Шульц: Если бы кто-то смог объяснить слово «жизнь» с такой же силой, как Вы, если бы люди, поняв, что они не могут достичь человеческого будущего во имя нации, закона, партии, необходимости, Бога или чего-нибудь еще, могли бы понять, что они могут достичь его только во имя жизни, тогда Ваши интересы должны были бы переместиться на исследование условий, в которых возможна истинная жизнь. Каковы же эти благоприятные условия? Влияет ли Ваша концепция биофилии на политику? В отличие от Ваших коллег-психоаналитиков Вы являетесь политической фигурой (и очень независимой фигурой). Но в Вашем случае быть политически активным не значит принимать участие в партийной политике. Возможно, лучше всего быть не связанным с какой-либо партией. Это все увязывается в Вашу теоретическую позицию. Не могли ли бы Вы прокомментировать это?
Фромм: Я рад, что вы затронули столь важный для нас и для общества вопрос. Вы абсолютно правы. На протяжении лет многие люди примыкают к какой-нибудь политической партии, особенно в молодости. Я же никогда не принадлежал ни к одной из них. Правда, несколько лет я был членом американской социалистической партии, но, на мой взгляд, она ушла настолько вправо, что даже если бы я мог рассматривать ее возможности с оптимизмом, я бы не смог больше оставаться в ее рядах. Я очень политизирован, но ни в политике, ни где бы то ни было еще я не могу цепляться за иллюзии только из-за того, что они поддерживают мою «линию». Ложь может привязать нас к партии, но, в конечном счете, только правда может привести к освобождению человека. Но слишком многие боятся свободы и предпочитают иллюзии.
Шульц: Потому что они выбирают линию партии. Партийная политика может надеть на нас шоры. В определенном смысле мы можем сказать, что партийная политика делает нас аполитичными, хотя я и не отрицаю ее необходимость. Я просто считаю, что, когда наша политическая жизнь определяется политикой партии, мы можем стать аполитичными.

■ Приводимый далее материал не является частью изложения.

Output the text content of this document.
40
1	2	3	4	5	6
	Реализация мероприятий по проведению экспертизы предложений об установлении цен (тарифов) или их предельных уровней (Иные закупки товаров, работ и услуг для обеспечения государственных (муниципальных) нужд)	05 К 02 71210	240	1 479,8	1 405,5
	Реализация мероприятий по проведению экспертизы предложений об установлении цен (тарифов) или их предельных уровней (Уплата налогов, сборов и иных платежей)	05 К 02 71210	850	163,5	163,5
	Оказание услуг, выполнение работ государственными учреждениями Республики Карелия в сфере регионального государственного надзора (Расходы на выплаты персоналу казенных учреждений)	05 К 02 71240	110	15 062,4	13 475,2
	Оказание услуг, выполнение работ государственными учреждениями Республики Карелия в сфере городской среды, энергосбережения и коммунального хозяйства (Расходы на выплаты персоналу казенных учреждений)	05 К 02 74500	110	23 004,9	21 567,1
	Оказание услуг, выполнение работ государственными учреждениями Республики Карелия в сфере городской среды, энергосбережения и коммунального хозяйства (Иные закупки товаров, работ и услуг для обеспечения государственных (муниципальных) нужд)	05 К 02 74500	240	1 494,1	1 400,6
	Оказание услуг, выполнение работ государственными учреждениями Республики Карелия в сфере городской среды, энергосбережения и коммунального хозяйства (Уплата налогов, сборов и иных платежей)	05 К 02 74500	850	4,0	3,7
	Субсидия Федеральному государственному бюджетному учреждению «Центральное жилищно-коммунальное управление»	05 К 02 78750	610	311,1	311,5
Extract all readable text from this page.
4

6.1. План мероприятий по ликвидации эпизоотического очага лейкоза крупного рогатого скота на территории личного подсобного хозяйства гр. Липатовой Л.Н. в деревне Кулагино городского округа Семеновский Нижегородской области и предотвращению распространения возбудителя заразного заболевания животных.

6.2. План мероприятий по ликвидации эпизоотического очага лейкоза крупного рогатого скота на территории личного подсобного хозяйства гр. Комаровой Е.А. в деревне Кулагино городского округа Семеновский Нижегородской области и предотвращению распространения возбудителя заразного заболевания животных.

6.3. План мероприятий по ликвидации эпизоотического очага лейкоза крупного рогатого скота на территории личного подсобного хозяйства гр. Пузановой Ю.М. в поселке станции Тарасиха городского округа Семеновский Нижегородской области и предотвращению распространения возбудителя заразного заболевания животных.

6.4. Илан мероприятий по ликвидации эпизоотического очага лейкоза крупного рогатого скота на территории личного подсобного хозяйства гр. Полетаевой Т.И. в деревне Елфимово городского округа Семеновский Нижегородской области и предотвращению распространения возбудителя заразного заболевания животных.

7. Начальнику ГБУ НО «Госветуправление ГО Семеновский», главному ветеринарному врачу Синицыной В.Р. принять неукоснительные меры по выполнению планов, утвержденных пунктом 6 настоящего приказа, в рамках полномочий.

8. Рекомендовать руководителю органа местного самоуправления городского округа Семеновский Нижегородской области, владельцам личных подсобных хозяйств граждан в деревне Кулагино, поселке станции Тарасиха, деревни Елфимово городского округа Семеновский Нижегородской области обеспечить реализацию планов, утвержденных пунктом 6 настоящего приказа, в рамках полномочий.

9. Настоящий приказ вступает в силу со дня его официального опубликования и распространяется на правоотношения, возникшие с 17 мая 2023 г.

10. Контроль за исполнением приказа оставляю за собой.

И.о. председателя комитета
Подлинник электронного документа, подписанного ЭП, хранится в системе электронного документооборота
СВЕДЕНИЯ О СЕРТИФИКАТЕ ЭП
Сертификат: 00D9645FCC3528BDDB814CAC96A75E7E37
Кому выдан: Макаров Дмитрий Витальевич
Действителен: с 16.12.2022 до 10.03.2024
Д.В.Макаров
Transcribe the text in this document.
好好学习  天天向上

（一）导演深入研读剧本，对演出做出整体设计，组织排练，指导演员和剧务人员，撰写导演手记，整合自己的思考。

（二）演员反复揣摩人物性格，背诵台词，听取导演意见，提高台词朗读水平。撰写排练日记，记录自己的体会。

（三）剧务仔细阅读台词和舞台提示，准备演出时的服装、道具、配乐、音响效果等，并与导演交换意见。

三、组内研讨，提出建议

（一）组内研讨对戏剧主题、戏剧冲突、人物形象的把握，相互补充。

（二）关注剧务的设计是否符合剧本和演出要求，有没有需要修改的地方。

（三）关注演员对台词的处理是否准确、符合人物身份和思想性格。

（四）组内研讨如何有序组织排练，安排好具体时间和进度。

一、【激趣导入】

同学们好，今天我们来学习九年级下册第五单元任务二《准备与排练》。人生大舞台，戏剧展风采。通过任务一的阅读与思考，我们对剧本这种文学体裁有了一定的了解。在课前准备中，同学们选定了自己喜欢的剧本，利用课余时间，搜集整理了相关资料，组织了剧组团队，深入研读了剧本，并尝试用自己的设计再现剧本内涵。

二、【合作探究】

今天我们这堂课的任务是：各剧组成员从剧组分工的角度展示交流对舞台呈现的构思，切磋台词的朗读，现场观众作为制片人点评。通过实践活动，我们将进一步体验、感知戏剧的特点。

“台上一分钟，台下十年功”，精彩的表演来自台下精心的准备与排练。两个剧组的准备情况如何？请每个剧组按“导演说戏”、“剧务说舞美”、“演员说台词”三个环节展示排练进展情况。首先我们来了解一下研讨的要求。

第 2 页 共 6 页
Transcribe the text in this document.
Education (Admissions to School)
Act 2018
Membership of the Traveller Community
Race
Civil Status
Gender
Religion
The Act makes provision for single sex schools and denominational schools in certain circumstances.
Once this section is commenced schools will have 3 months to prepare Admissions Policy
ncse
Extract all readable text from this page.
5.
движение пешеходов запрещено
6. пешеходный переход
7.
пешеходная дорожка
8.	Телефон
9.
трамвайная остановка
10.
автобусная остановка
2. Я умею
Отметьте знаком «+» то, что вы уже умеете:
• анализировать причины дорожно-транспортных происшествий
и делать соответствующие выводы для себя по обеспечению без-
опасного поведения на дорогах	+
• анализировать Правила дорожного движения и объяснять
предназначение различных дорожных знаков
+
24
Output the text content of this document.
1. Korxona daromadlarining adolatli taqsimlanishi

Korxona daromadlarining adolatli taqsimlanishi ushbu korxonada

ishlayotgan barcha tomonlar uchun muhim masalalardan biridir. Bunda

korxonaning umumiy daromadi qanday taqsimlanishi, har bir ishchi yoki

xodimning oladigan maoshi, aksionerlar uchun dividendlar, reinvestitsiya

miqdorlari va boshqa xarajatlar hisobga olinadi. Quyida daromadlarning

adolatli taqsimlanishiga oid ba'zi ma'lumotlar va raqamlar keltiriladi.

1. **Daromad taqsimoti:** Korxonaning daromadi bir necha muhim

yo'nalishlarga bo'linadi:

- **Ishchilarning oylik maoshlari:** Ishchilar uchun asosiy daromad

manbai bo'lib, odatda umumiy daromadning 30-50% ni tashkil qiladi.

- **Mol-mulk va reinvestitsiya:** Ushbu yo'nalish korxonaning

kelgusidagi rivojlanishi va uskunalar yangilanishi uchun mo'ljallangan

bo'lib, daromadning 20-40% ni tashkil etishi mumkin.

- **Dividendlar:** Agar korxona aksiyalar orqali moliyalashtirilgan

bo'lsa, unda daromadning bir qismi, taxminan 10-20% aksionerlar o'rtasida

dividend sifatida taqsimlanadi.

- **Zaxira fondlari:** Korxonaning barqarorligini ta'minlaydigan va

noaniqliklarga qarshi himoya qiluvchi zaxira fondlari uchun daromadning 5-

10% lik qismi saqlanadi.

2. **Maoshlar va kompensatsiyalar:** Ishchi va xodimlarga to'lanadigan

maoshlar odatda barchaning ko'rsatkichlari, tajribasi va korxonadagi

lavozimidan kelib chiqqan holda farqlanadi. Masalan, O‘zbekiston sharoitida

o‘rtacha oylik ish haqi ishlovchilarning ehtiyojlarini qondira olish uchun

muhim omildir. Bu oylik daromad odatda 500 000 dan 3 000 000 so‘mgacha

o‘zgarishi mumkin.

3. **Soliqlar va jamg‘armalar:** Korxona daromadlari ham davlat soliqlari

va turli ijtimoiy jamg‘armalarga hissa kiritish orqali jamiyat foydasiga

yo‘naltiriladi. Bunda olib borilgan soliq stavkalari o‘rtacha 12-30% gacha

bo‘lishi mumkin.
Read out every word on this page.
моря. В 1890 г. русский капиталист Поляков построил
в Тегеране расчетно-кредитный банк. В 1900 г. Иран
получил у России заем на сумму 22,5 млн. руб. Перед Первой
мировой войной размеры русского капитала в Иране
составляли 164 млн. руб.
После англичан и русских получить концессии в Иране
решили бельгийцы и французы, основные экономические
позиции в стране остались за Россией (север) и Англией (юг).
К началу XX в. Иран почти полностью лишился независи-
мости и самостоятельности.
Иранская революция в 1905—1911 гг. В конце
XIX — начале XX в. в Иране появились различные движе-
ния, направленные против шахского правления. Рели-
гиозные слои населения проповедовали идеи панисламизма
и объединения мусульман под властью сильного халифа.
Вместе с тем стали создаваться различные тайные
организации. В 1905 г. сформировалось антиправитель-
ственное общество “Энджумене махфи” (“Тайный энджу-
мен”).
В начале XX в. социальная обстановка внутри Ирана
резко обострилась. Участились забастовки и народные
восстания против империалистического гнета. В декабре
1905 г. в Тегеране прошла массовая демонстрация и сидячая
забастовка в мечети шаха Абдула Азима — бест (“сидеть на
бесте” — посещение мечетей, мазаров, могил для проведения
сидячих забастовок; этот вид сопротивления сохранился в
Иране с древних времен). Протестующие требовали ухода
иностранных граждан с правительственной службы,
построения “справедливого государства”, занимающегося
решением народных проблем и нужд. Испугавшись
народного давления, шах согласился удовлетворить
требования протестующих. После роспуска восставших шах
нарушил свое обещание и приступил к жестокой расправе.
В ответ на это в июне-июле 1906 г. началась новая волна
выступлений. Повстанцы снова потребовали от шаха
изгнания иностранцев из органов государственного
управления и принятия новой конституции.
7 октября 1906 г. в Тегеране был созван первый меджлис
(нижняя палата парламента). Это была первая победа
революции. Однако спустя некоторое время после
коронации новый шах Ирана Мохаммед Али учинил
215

Фромм: Да, партиям, особенно наиболее прогрессивным из них, нужны независимые люди. Для нашей политической жизни важно, чтобы приходили политически активные люди и свободно говорили о том, что они думают и знают. Частная и общественная жизнь неразделимы. Мы не можем отделить наше знание самих себя от нашего знания общества. Одно принадлежит другому. Я думаю, что именно в этом состоит ошибка Фрейда и многих других аналитиков, считающих, что эти две веши можно разделить, что мы можем полностью понять себя и оставаться слепыми в социальных процессах. Это не так. Мы не можем видеть реальность «здесь» и оставаться закрытыми ей «там». Это ослабляет наше зрение и делает поиск правды неэффективным. Мы можем правильно оценить себя только в контексте социальных обстоятельств, которые мы можем заметить, если будем пристально и критично следить за тем, что происходит в мире. Это то, что требует от нас любовь. И если мы любим наших ближних, мы не можем ограничить понимание и любовь чем-то одним. Это неизбежно ведет к ошибке. Мы должны быть политизированными, я бы даже сказал, страстно вовлеченными в политику людьми. И каждый из нас делает это своим собственным способом, соответствующим темпераменту, жизнедеятельности и возможностям.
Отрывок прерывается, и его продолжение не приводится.